By a Native of Aneho
Eko Akete 22 February, 1924.
Marcus Garvey stands out prominently as one of the greatest Africans of the age. The scriptures saith, a little child shall lead them. Garvey is comparatively a child, a youngman of thirty-four, aspiring to unite 400 million Africans and to found an African Empire. That he is succeeding in realising his dreams, no one can dispute, although that success might be on a small scale, for Marcus has already four million followers. Never before in the history of the world has any individual undertaken such a stupendous task.
In America, Garvey is regarded as Utopian by those whom God has not chosen to lead his people to the promised land although they may be highly placed and enjoying the patronage of the Caucasian race from whom all the good things of this world flow to those who worship them. Marcus Garvey is a Jamaican, and therefore, a West Indian and a British subject. He is a journalist by profession and studied in the London University.

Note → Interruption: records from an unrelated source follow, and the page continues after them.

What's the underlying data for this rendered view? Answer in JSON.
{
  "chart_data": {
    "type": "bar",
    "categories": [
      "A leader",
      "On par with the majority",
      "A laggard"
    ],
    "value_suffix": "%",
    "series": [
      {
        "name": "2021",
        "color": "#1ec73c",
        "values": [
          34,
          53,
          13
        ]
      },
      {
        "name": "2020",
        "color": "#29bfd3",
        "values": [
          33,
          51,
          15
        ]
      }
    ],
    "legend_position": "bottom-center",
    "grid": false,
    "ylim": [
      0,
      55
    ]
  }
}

But before Marcus Garvey had ever dreamt his dreams, and when he was a mere child still under the surveillance of his parents, a Gold Coast man under the guidance of an invisible hand was making plans for the unification of the four British West African colonies. Under a Crown Colony system, such an idea in any man will be ludicrous as these” crown” colonies are regarded as “estates”. But the birth of the Congress of British West Africa, which has come to stay despite the Clifford-Guggisberg-Armitage onslaughts, is a monument to the great African, Hon. Casely Hayford, M.B.E., M.L.C., B.L. Slight of frame, yet with a giant heart and with brains, this shrewd statesman, eminent lawyer, author, thinker, and writer, with much of his time occupied, finds time to devote himself to the services of the African race. As a member of the Gold Coast legislature, what needs there be for him to urge for reforms or to worry himself about the Crown Colony system? Herein lies the greatness of the man.
If the Nigerian government was not being administered on the Czarian model, the Hon. Casley Hayford would have had a serious rival in Herbert Macaulay, who has a following that no African has ever had. Despite this fact, Macaulay is an extraordinary man endowned with extraordinary gifts which he uses to benefit his country. The Nigerian government failed to destroy him, and any attempt at his destruction gives him the many lives of the cat, and his triumphs are shared by numberless Africans of every creed except those employed by th government to bring about his ruin. It is very difficult to write anything about this great man. West Africa, from Senegambia to the Congo and also the Congress, needs him. Make use of him and be sure of success.